Can 2×4 Roof Purlins Span 12 Feet?
Reader DAVE in MICHIGAN writes: Hi, I saw on your webpage the Pole Barn Guru stated the trusses could be spaced 12’ apart (I called and was told it is a double truss one on each side of a post that is on 12’ centers). That is exactly what I have, double trusses on each side of a post on 12’ centers.
My question is can I use 2” X 4” on edge spaced 16” or 12” apart? I intend to have a metal roof on top.
Thanks for your help!
DEAR DAVE: My preferred method of post frame construction actually places the two trusses face-to-face nailed together and notched into one side of the column. In this fashion they truly act as a two ply member. Spacing them on each side of the column causes the trusses to work independent from each other and takes away the advantages of the true double truss system (load sharing and minimization of truss bracing).
Could one use 2×4 roof purlins in this system?
Let’s do some math and find out. (You can brush up on bending moments here: https://www.hansenpolebuildings.com/2012/09/bending-moment/)
Here is the formula for calculation of a roof purlin:
[(COS of Live load + dead load) X (COS of the purlin spacing) X (purlin span squared)] / [8 X (Sm = Section modulus of the member) X (Duration of Load = 1.15 in areas with snowfall) X (Cr repetitive member factor of 1.15 where members are 24″ on center or less)] = Fb (Fiberstress) requiredThe COS of the Live Load is due to us only having to check for bending about the strong axis of the member as the purlin is restrained in bending in the weak axis direction by the roof steel.
The COS of the purlin spacing is because the load on the purlins is vertical and the purlin spacing is with the run of the roof.
For sake of discussion we will assume a minimal roof snow load of 20 psf (pounds per square foot) and a 4/12 roof slope.
Dead load will be the actual weight of the roof steel and the roof purlins.

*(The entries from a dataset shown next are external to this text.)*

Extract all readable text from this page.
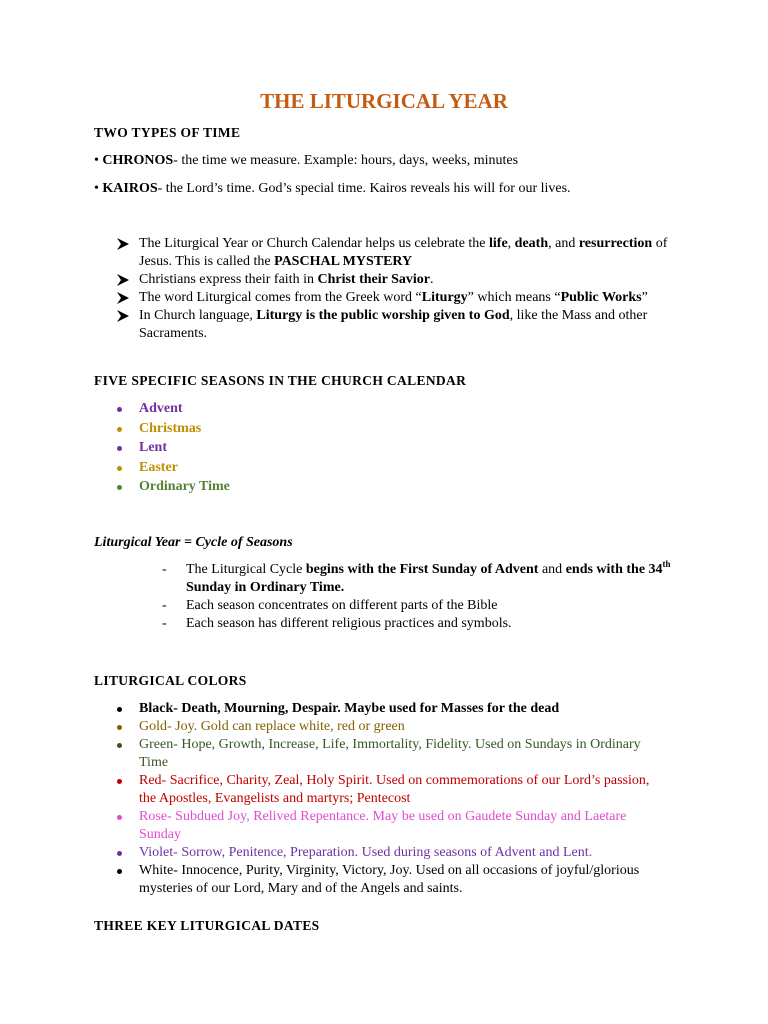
THE LITURGICAL YEAR
TWO TYPES OF TIME
• CHRONOS- the time we measure. Example: hours, days, weeks, minutes
• KAIROS- the Lord’s time. God’s special time. Kairos reveals his will for our lives.
The Liturgical Year or Church Calendar helps us celebrate the life, death, and resurrection of Jesus. This is called the PASCHAL MYSTERY
Christians express their faith in Christ their Savior.
The word Liturgical comes from the Greek word “Liturgy” which means “Public Works”
In Church language, Liturgy is the public worship given to God, like the Mass and other Sacraments.
FIVE SPECIFIC SEASONS IN THE CHURCH CALENDAR
Advent
Christmas
Lent
Easter
Ordinary Time
Liturgical Year = Cycle of Seasons
- The Liturgical Cycle begins with the First Sunday of Advent and ends with the 34th Sunday in Ordinary Time.
- Each season concentrates on different parts of the Bible
- Each season has different religious practices and symbols.
LITURGICAL COLORS
Black- Death, Mourning, Despair. Maybe used for Masses for the dead
Gold- Joy. Gold can replace white, red or green
Green- Hope, Growth, Increase, Life, Immortality, Fidelity. Used on Sundays in Ordinary Time
Red- Sacrifice, Charity, Zeal, Holy Spirit. Used on commemorations of our Lord’s passion, the Apostles, Evangelists and martyrs; Pentecost
Rose- Subdued Joy, Relived Repentance. May be used on Gaudete Sunday and Laetare Sunday
Violet- Sorrow, Penitence, Preparation. Used during seasons of Advent and Lent.
White- Innocence, Purity, Virginity, Victory, Joy. Used on all occasions of joyful/glorious mysteries of our Lord, Mary and of the Angels and saints.
THREE KEY LITURGICAL DATES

[(20 psf X .949) + 1.5 psf) X (12″ X .949) X (11.625′)^2] / [8 X 3.0625 X 1.15 X 1.15] = 972.75 psiHemFir has a base Fb of 850 psi multiplied by the size factor of 1.5 = 1275 psi
In bending, 2×4 #2 purlins would work at 12″ on center, however I personally would not want to walk on top of them. Without even running the calculations, I would say there is a good chance the 2×4 purlins will not make the deflection criteria required for a roof framing member supporting steel.
Rather than having 2×4 purlins every 12″ it would make far more sense economically to use 2×6 purlins every 24″. Less expensive (1/3rd less board footage of lumber), fewer pieces to handle, fewer joist hangers to have to attach and only one half as many screws to attach the roof steel.

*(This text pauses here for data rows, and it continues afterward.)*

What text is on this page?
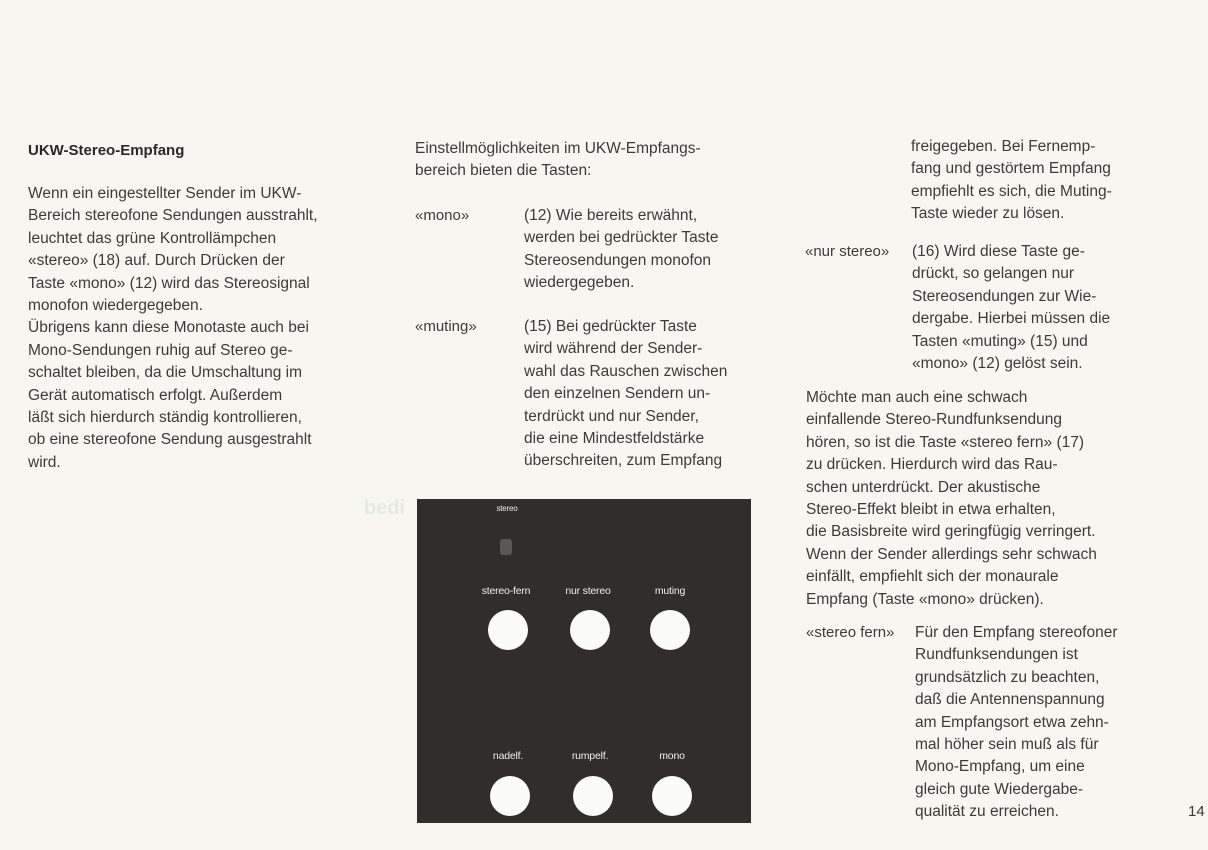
UKW-Stereo-Empfang
Wenn ein eingestellter Sender im UKW-
Bereich stereofone Sendungen ausstrahlt,
leuchtet das grüne Kontrollämpchen
«stereo» (18) auf. Durch Drücken der
Taste «mono» (12) wird das Stereosignal
monofon wiedergegeben.
Übrigens kann diese Monotaste auch bei
Mono-Sendungen ruhig auf Stereo ge-
schaltet bleiben, da die Umschaltung im
Gerät automatisch erfolgt. Außerdem
läßt sich hierdurch ständig kontrollieren,
ob eine stereofone Sendung ausgestrahlt
wird.
Einstellmöglichkeiten im UKW-Empfangs-
bereich bieten die Tasten:
«mono»	(12) Wie bereits erwähnt,
werden bei gedrückter Taste
Stereosendungen monofon
wiedergegeben.
«muting»	(15) Bei gedrückter Taste
wird während der Sender-
wahl das Rauschen zwischen
den einzelnen Sendern un-
terdrückt und nur Sender,
die eine Mindestfeldstärke
überschreiten, zum Empfang
bedi	stereo
stereo-fern	nur stereo	muting
nadelf.	rumpelf.	mono
freigegeben. Bei Fernemp-
fang und gestörtem Empfang
empfiehlt es sich, die Muting-
Taste wieder zu lösen.
«nur stereo» (16) Wird diese Taste ge-
drückt, so gelangen nur
Stereosendungen zur Wie-
dergabe. Hierbei müssen die
Tasten «muting» (15) und
«mono» (12) gelöst sein.
Möchte man auch eine schwach
einfallende Stereo-Rundfunksendung
hören, so ist die Taste «stereo fern» (17)
zu drücken. Hierdurch wird das Rau-
schen unterdrückt. Der akustische
Stereo-Effekt bleibt in etwa erhalten,
die Basisbreite wird geringfügig verringert.
Wenn der Sender allerdings sehr schwach
einfällt, empfiehlt sich der monaurale
Empfang (Taste «mono» drücken).
«stereo fern» Für den Empfang stereofoner
Rundfunksendungen ist
grundsätzlich zu beachten,
daß die Antennenspannung
am Empfangsort etwa zehn-
mal höher sein muß als für
Mono-Empfang, um eine
gleich gute Wiedergabe-
qualität zu erreichen.	14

I used your formula backwards to calculate the max psf of a ceiling with 2X4 ceiling joists spanning 12′ and spaced 24″ O.C. (assuming the Fb of HemFir is maxxed at 1275 psi) and I came up with 12.737 psf. That seems like it would support a lot of dead load. Would 2X4s be adequate ceiling joists for ceilings with drywall and insulation?
Carl ~ With ceiling joists the challenge is not the ability to support the load, it is undue deflection. On a 12 foot span, it will take 2×6 #2 of any of the four most popular framing lumbers (DFir, HFir, SPF or SYP) to prevent excess deflection and the cracking of sheetrock joints.
I had trouble doing the calculations for roof purlins. Would you suggest 2X6 or 2X8 purlins to span the 12 feet, with a 50 lb snow load and 5/12 roof pitch. Thanks
Unless you are going to use a grade higher than #2, it doesn’t appear either 2×6 or 2×8 purlins will work, given your parameters. My suggestion is to contact the RDP (Registered Design Professional – architect or engineer) who designed your building and sealed your plans as it is their responsibility to determine what design solution will be adequate. In the event you have not had a RDP involved, I cannot strongly enough recommend you contact one immediately.
What will change in the calculation if the 2x is laying flat?
Thanks,
Pao
The Section Modulus will change from 3.0625 to 1.3125 (width x depth^2 / 6). You can also multiply Fb by Cfu (flatwise use factor) of 1.1
Basically, flatwise the 2×4 is only 47% as strong in bending as it would be standing on edge.